The therapeutic role of CBD in sleep disorders holds substantial promise for clinical applications. Its multifaceted pharmacological actions, including its interactions with endocannabinoid signaling, serotonin receptors, and GABAergic neurotransmission, suggest that CBD can play a pivotal role in modulating sleep-wake regulation and promoting sleep quality. The favorable safety profile of CBD, coupled with its minimal potential for abuse and addiction, positions it as an attractive option for long-term use in chronic sleep disorders. Moreover, CBD's ability to target multiple pathophysiological pathways implicated in sleep disturbances, such as neuroinflammation, oxidative stress, and neuronal hyperexcitability, underscores its potential as a multifaceted therapeutic agent for improving overall sleep quality and well-being. Clinical trials investigating the efficacy of CBD in sleep disorders have yielded promising results, although further research is needed to establish optimal dosing regimens, long-term safety, and efficacy in diverse patient populations. Integrating CBD into comprehensive treatment strategies, alongside cognitive-behavioral therapy for insomnia (CBT-I) and lifestyle modifications, offers a holistic approach to addressing the multifactorial nature of sleep disorders.
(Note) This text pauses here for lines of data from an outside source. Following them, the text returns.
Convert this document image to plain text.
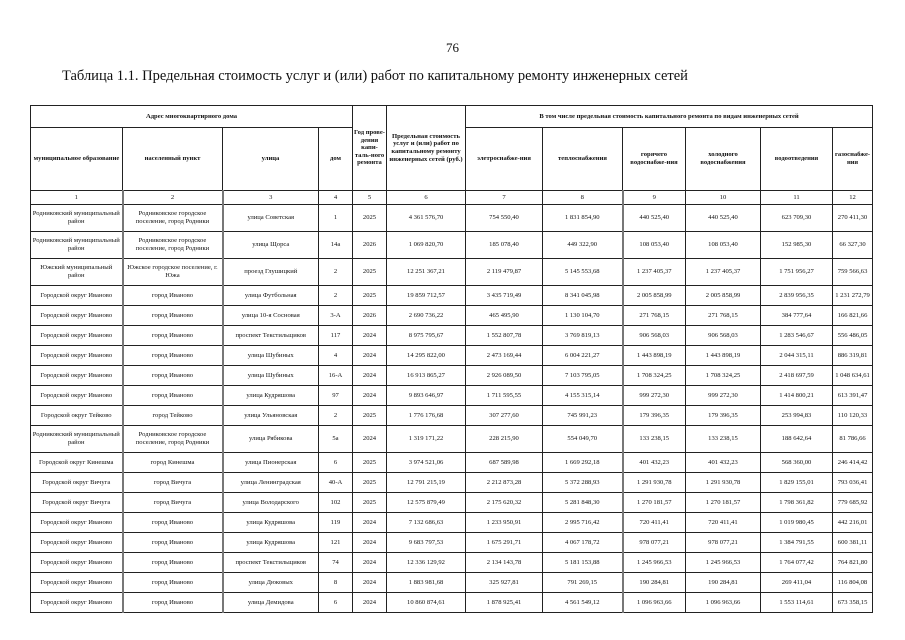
76
Таблица 1.1. Предельная стоимость услуг и (или) работ по капитальному ремонту инженерных сетей
Адрес многоквартирного дома				Год прове-дения капи-таль-ного ремонта	Предельная стоимость услуг и (или) работ по капитальному ремонту инженерных сетей (руб.)	В том числе предельная стоимость капитального ремонта по видам инженерных сетей					
муниципальное образование	населенный пункт	улица	дом			элетроснабже-ния	теплоснабжения	горячего водоснабже-ния	холодного водоснабжения	водоотведения	газоснабже-ния
1	2	3	4	5	6	7	8	9	10	11	12
Родниковский муниципальный район	Родниковское городское поселение, город Родники	улица Советская	1	2025	4 361 576,70	754 550,40	1 831 854,90	440 525,40	440 525,40	623 709,30	270 411,30
Родниковский муниципальный район	Родниковское городское поселение, город Родники	улица Щорса	14а	2026	1 069 820,70	185 078,40	449 322,90	108 053,40	108 053,40	152 985,30	66 327,30
Южский муниципальный район	Южское городское поселение, г. Южа	проезд Глушицкий	2	2025	12 251 367,21	2 119 479,87	5 145 553,68	1 237 405,37	1 237 405,37	1 751 956,27	759 566,63
Городской округ Иваново	город Иваново	улица Футбольная	2	2025	19 859 712,57	3 435 719,49	8 341 045,98	2 005 858,99	2 005 858,99	2 839 956,35	1 231 272,79
Городской округ Иваново	город Иваново	улица 10-я Сосновая	3-А	2026	2 690 736,22	465 495,90	1 130 104,70	271 768,15	271 768,15	384 777,64	166 821,66
Городской округ Иваново	город Иваново	проспект Текстильщиков	117	2024	8 975 795,67	1 552 807,78	3 769 819,13	906 568,03	906 568,03	1 283 546,67	556 486,05
Городской округ Иваново	город Иваново	улица Шубиных	4	2024	14 295 822,00	2 473 169,44	6 004 221,27	1 443 898,19	1 443 898,19	2 044 315,11	886 319,81
Городской округ Иваново	город Иваново	улица Шубиных	16-А	2024	16 913 865,27	2 926 089,50	7 103 795,05	1 708 324,25	1 708 324,25	2 418 697,59	1 048 634,61
Городской округ Иваново	город Иваново	улица Кудряшова	97	2024	9 893 646,97	1 711 595,55	4 155 315,14	999 272,30	999 272,30	1 414 800,21	613 391,47
Городской округ Тейково	город Тейково	улица Ульяновская	2	2025	1 776 176,68	307 277,60	745 991,23	179 396,35	179 396,35	253 994,83	110 120,33
Родниковский муниципальный район	Родниковское городское поселение, город Родники	улица Рябикова	5а	2024	1 319 171,22	228 215,90	554 049,70	133 238,15	133 238,15	188 642,64	81 786,66
Городской округ Кинешма	город Кинешма	улица Пионерская	6	2025	3 974 521,06	687 589,98	1 669 292,18	401 432,23	401 432,23	568 360,00	246 414,42
Городской округ Вичуга	город Вичуга	улица Ленинградская	40-А	2025	12 791 215,19	2 212 873,28	5 372 288,93	1 291 930,78	1 291 930,78	1 829 155,01	793 036,41
Городской округ Вичуга	город Вичуга	улица Володарского	102	2025	12 575 879,49	2 175 620,32	5 281 848,30	1 270 181,57	1 270 181,57	1 798 361,82	779 685,92
Городской округ Иваново	город Иваново	улица Кудряшова	119	2024	7 132 686,63	1 233 950,91	2 995 716,42	720 411,41	720 411,41	1 019 980,45	442 216,01
Городской округ Иваново	город Иваново	улица Кудряшова	121	2024	9 683 797,53	1 675 291,71	4 067 178,72	978 077,21	978 077,21	1 384 791,55	600 381,11
Городской округ Иваново	город Иваново	проспект Текстильщиков	74	2024	12 336 129,92	2 134 143,78	5 181 153,88	1 245 966,53	1 245 966,53	1 764 077,42	764 821,80
Городской округ Иваново	город Иваново	улица Дюковых	8	2024	1 883 981,68	325 927,81	791 269,15	190 284,81	190 284,81	269 411,04	116 804,08
Городской округ Иваново	город Иваново	улица Демидова	6	2024	10 860 874,61	1 878 925,41	4 561 549,12	1 096 963,66	1 096 963,66	1 553 114,61	673 358,15
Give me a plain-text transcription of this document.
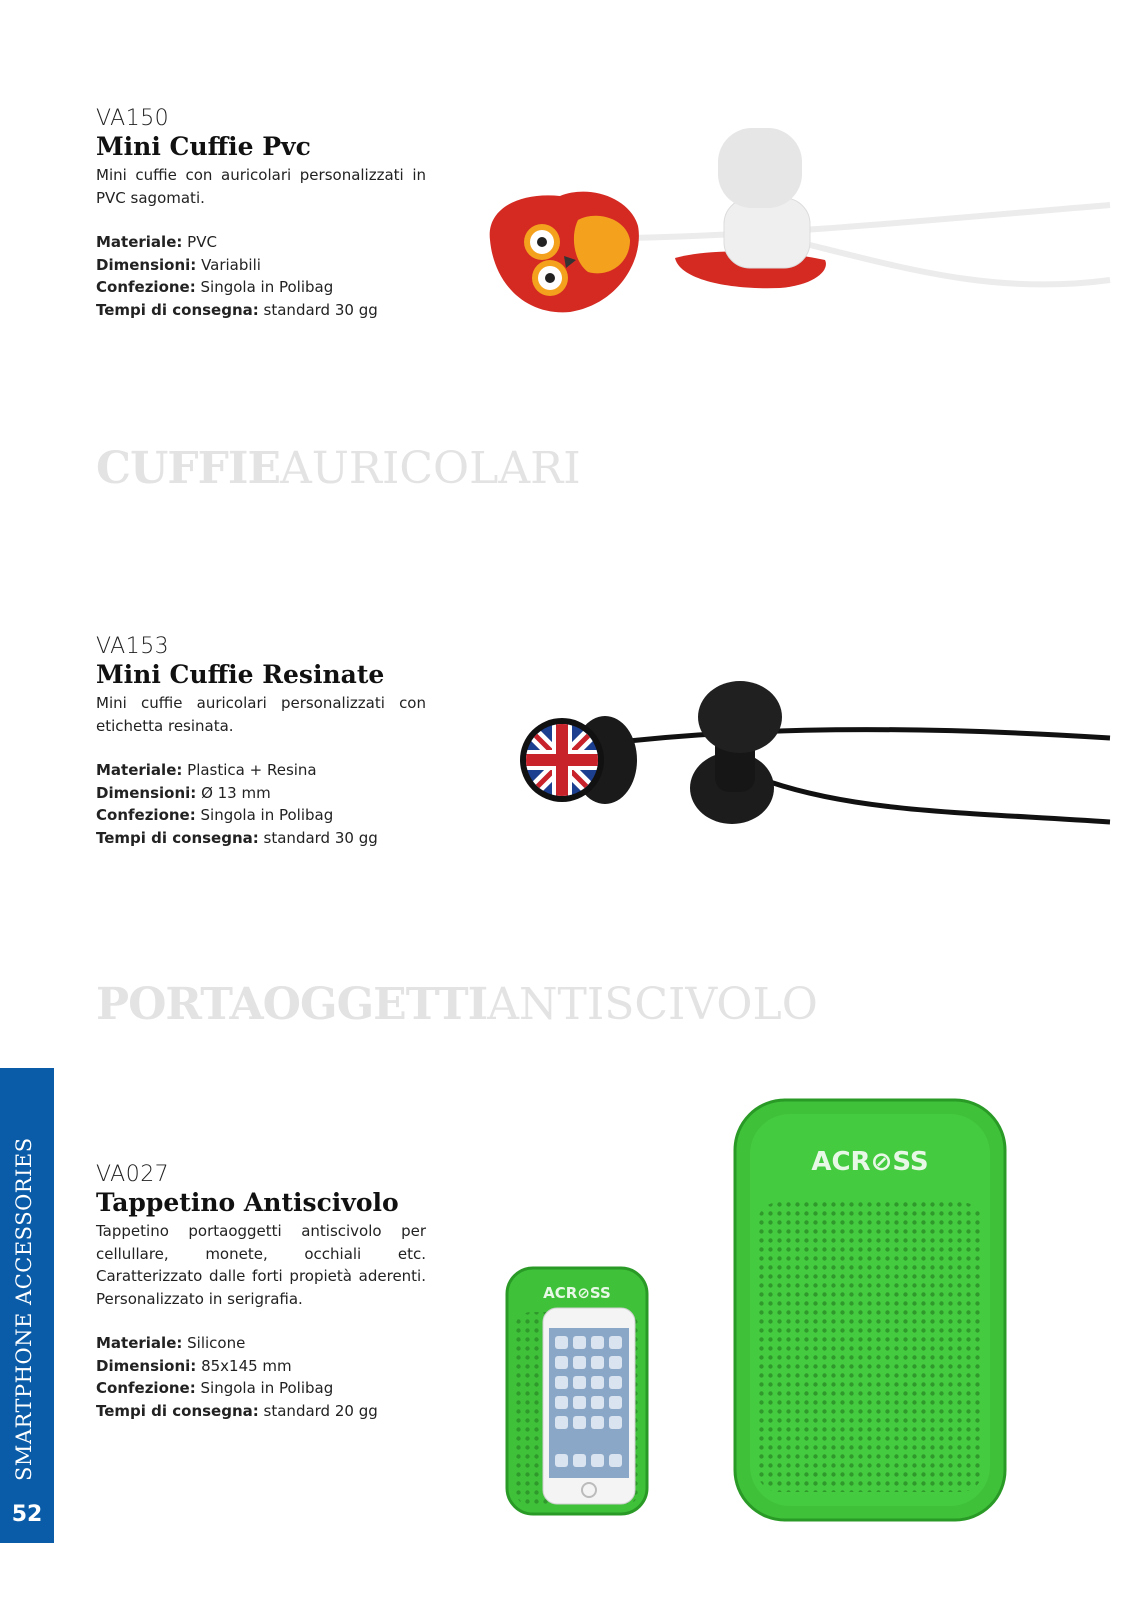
VA150
Mini Cuffie Pvc

Mini cuffie con auricolari personalizzati in PVC sagomati.

Materiale: PVC
Dimensioni: Variabili
Confezione: Singola in Polibag
Tempi di consegna: standard 30 gg
CUFFIEAURICOLARI
VA153
Mini Cuffie Resinate

Mini cuffie auricolari personalizzati con etichetta resinata.

Materiale: Plastica + Resina
Dimensioni: Ø 13 mm
Confezione: Singola in Polibag
Tempi di consegna: standard 30 gg
PORTAOGGETTIANTISCIVOLO
VA027
Tappetino Antiscivolo

Tappetino portaoggetti antiscivolo per cellullare, monete, occhiali etc. Caratterizzato dalle forti propietà aderenti. Personalizzato in serigrafia.

Materiale: Silicone
Dimensioni: 85x145 mm
Confezione: Singola in Polibag
Tempi di consegna: standard 20 gg
ACR⊘SS
ACR⊘SS
SMARTPHONE ACCESSORIES
52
In summary, CBD holds immense promise as a novel therapeutic intervention for managing sleep disorders, offering clinicians and patients alike a safe, effective, and well-tolerated alternative to conventional pharmacotherapy 58. By harnessing the therapeutic potential of CBD and advancing our understanding of its role in sleep regulation, we can improve the management of sleep disorders and enhance the quality of life for millions worldwide.